The Donatist Schism
Though the Church was free from external persecution in the era of Constantine, inner troubles soon arose to disturb its peace. First, there was the Donatist Schism that erupted in western North Africa. This was a schism between those who supported a certain Majorinus—soon afterwards succeeded by Donatus—to be the bishop of Carthage, and those who supported the regularly elected bishop, Caecilian. The Donatists opposed Bishop Caecilian because he was willing to grant the possibility of repentance to those who had lapsed during the Diocletian Persecution, and because one of the bishops who consecrated him allegedly had surrendered holy books to the authorities.
In an attempt to help the Church resolve this conflict, Constantine summoned the parties to Rome to appear before a commission led by Pope Miltiades. When this commission decided in favor of Bishop Caecilian, the Donatists refused to accept the judgment. They complained to Constantine that the matter had been judged too hastily and by too few other bishops. Yielding to their request to reopen the case, the emperor summoned a much larger council to address the problem. This Council of Arles (in Gaul—modern day France) in 314 also decided against the Donatists.

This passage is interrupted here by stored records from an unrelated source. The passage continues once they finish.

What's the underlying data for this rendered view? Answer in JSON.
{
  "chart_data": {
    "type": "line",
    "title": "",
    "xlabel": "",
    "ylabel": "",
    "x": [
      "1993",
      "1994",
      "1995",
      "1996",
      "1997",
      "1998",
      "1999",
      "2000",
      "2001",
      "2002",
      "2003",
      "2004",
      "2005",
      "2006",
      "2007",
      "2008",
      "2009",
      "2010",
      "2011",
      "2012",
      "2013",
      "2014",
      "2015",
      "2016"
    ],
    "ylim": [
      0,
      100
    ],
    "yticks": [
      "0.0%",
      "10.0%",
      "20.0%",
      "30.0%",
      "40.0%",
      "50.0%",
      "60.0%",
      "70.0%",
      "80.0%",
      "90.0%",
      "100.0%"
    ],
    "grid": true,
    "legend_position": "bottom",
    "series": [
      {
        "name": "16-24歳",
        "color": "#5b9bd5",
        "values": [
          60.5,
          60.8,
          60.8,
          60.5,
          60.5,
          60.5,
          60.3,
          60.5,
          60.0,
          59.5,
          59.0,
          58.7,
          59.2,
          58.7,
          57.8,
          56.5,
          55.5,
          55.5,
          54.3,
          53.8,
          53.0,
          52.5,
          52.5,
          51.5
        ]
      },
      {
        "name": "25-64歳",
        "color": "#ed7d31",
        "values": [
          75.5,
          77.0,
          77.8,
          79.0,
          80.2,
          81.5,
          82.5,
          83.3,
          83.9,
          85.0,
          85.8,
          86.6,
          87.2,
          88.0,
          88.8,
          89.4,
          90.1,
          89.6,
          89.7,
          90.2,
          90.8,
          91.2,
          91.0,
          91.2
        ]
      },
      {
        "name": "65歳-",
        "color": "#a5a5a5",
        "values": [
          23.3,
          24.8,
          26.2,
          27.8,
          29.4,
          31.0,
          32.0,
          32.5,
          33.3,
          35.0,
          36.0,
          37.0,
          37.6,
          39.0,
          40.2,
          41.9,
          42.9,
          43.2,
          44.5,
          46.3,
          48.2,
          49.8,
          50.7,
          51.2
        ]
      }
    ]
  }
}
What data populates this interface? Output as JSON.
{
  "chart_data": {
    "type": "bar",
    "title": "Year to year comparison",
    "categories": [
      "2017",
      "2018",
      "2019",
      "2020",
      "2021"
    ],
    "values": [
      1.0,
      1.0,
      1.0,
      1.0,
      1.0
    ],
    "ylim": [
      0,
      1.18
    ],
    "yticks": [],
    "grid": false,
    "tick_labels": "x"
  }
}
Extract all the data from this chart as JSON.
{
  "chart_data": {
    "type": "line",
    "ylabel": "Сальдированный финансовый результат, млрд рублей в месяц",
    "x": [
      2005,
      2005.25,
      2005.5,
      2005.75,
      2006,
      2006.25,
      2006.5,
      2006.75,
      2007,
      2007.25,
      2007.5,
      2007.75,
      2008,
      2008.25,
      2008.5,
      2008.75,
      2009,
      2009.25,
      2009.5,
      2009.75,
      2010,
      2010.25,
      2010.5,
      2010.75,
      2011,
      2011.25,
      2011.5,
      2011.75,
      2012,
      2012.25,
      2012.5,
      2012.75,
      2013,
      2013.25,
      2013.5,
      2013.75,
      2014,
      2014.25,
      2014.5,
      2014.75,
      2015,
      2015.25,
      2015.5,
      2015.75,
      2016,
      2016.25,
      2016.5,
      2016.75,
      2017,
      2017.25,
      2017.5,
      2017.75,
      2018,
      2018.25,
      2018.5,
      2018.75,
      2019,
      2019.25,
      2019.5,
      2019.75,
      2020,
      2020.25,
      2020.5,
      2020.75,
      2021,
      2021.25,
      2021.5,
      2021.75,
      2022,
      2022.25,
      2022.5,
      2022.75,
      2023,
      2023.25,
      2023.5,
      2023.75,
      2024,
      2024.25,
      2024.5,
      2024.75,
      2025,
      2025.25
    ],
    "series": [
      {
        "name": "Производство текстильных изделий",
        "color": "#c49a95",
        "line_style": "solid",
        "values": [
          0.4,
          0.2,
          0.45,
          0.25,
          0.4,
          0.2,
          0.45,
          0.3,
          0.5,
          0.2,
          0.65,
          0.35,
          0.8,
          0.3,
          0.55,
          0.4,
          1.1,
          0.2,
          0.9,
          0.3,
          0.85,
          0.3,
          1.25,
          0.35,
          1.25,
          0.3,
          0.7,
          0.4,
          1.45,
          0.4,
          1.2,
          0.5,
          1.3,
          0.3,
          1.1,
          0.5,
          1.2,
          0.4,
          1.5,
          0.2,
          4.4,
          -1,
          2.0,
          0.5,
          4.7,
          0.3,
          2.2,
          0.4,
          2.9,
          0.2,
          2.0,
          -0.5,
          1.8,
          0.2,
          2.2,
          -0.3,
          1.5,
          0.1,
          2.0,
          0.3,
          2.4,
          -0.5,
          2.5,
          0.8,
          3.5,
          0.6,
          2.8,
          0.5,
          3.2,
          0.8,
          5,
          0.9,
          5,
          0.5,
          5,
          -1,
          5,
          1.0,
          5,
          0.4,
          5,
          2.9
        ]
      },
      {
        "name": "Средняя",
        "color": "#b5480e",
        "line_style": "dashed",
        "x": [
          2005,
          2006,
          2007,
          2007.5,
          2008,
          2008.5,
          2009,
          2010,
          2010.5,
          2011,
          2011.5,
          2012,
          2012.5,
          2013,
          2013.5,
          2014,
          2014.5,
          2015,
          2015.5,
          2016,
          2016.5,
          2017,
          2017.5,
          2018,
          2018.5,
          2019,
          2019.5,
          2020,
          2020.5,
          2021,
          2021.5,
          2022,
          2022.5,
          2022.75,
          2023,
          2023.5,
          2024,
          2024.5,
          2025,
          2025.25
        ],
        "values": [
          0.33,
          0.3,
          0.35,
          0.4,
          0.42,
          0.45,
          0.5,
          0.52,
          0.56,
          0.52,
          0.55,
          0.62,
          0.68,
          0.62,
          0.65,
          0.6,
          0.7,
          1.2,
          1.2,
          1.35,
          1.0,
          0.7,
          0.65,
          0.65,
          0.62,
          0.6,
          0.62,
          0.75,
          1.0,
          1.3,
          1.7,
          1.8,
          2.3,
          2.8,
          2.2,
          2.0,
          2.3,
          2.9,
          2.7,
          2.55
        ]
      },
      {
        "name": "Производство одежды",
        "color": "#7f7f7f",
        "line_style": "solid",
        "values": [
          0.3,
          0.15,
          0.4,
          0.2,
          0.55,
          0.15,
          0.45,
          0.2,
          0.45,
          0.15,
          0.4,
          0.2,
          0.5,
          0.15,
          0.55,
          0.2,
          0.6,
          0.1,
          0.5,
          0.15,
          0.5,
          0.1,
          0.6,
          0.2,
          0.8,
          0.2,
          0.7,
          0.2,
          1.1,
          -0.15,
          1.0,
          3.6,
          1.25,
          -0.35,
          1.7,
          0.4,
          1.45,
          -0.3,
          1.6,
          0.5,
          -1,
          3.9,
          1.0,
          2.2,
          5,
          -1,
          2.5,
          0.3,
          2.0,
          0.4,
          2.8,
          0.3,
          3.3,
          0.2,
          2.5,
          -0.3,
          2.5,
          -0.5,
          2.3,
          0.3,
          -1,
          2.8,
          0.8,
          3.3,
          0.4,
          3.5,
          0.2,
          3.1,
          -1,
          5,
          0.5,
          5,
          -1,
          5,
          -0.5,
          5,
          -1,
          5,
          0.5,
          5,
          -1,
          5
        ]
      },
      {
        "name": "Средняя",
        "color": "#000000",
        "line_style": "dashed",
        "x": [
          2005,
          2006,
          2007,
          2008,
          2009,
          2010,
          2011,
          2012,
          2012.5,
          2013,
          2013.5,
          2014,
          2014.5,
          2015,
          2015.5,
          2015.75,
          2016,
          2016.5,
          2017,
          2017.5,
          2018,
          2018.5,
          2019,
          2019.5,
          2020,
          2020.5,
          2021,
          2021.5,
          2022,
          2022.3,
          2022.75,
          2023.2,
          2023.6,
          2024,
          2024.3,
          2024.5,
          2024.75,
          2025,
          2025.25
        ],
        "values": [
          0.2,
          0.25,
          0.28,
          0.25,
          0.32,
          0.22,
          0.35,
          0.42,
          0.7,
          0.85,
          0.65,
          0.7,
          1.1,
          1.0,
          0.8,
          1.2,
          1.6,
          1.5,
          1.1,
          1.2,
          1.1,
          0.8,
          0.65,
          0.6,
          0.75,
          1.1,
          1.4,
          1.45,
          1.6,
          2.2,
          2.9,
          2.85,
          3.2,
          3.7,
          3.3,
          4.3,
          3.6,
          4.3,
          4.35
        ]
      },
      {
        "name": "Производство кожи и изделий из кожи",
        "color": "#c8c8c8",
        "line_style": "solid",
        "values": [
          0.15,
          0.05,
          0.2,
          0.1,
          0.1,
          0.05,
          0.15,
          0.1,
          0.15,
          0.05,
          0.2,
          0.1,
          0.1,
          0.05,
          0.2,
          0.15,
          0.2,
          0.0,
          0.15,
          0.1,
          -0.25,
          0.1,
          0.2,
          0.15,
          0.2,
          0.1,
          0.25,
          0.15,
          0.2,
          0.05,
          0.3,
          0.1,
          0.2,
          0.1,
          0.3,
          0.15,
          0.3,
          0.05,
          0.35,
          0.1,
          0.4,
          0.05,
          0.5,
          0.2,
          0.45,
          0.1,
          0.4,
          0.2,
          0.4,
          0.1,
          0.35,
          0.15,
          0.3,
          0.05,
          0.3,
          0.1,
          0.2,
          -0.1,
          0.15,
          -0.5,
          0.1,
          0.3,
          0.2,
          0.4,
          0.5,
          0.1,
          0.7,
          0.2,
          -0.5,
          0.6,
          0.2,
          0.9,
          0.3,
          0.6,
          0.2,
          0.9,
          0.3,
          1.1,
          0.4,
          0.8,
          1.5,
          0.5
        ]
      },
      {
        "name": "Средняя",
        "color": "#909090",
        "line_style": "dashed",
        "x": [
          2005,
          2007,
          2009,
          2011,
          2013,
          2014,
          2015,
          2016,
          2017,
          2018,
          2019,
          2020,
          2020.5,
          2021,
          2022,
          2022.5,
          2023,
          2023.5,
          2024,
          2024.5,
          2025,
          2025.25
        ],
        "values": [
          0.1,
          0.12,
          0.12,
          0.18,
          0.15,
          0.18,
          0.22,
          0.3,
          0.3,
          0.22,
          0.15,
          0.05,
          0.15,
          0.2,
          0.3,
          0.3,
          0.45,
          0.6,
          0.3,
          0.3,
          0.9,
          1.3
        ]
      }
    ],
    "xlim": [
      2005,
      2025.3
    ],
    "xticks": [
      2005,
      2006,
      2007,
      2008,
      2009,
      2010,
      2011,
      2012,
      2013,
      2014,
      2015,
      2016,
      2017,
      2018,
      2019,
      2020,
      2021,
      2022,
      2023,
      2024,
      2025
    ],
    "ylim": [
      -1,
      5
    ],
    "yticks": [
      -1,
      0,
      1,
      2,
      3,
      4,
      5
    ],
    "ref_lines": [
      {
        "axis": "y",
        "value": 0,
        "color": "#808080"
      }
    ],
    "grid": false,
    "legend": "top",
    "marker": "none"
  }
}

But still the Donatists refused to be reconciled with Bishop Caecilian, and in 316 Constantine resorted to the use of force to try to bring the schism to an end. Unfortunately, this gave the movement an aura of martyrdom. Fueled by the anti-Roman feelings of the native Berber population of the region, the schism became more deeply entrenched than ever.
Constantine stopped using force against the Donatists in 321, but the schism continued into the next century. The Church in western North Africa never fully recovered from this grievous schism, so that when the Muslims swept across this region in the 7th century, there was little resistance from the Christians, and Christianity was virtually obliterated there.